All in all, Shahrzad is a tour de force masterpiece that shows Iranian storytelling at its best: Iranian storytelling reminiscent of its genre in classical Persian literature but in a (post)modern context; storytelling which has now seriously come into its own, intelligently and with great sensitivity covering lots of ground and topics in the process. The acting and character developments of Shahrzad are superb; the direction and screenplay, among the best Iran has yet produced; and all within the parameters of what is deemed acceptable in a conservative religious society like Iran’s. The music is also among the most moving scored for such a series. As such Shahrzad, while still ongoing, definitely deserves a much larger audience.
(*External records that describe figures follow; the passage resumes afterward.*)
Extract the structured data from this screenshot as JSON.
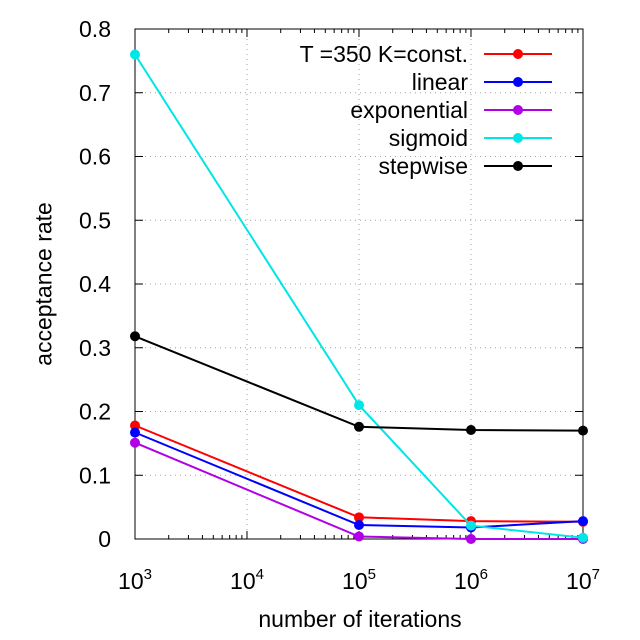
{
  "chart_data": {
    "type": "line",
    "xlabel": "number of iterations",
    "ylabel": "acceptance rate",
    "x_scale": "log10",
    "x": [
      1000,
      100000,
      1000000,
      10000000
    ],
    "xlim": [
      1000,
      10000000
    ],
    "x_ticks": [
      {
        "base": "10",
        "exp": "3",
        "value": 1000
      },
      {
        "base": "10",
        "exp": "4",
        "value": 10000
      },
      {
        "base": "10",
        "exp": "5",
        "value": 100000
      },
      {
        "base": "10",
        "exp": "6",
        "value": 1000000
      },
      {
        "base": "10",
        "exp": "7",
        "value": 10000000
      }
    ],
    "ylim": [
      0,
      0.8
    ],
    "y_ticks": [
      "0",
      "0.1",
      "0.2",
      "0.3",
      "0.4",
      "0.5",
      "0.6",
      "0.7",
      "0.8"
    ],
    "grid": true,
    "legend_position": "top-right",
    "series": [
      {
        "name": "T =350 K=const.",
        "color": "#ff0000",
        "values": [
          0.178,
          0.034,
          0.028,
          0.027
        ]
      },
      {
        "name": "linear",
        "color": "#0000ff",
        "values": [
          0.167,
          0.022,
          0.018,
          0.028
        ]
      },
      {
        "name": "exponential",
        "color": "#b000e6",
        "values": [
          0.151,
          0.004,
          0.0,
          0.0
        ]
      },
      {
        "name": "sigmoid",
        "color": "#00e5e5",
        "values": [
          0.76,
          0.21,
          0.021,
          0.002
        ]
      },
      {
        "name": "stepwise",
        "color": "#000000",
        "values": [
          0.318,
          0.176,
          0.171,
          0.17
        ]
      }
    ]
  }
}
As a final note, it should be mentioned here as well that the series was officially licensed for broadcast in Iran by the Iranian Ministry of Guidance and Islamic Culture. This last point is cited for the benefit of all those who insist that contemporary Iran is a cultural backwater plagued by censorship and where genuine artistic expression is incapable of emerging organically. ‘Shahrzad’ defies such myopic presumptions and proves such naysayers all wrong, showing high Iranian culture to be alive, well and kicking, and, moreover, that it can literally adapt itself to (and simultaneously inform) any epoch of its choosing be it pre-modern, modern, postmodern and beyond.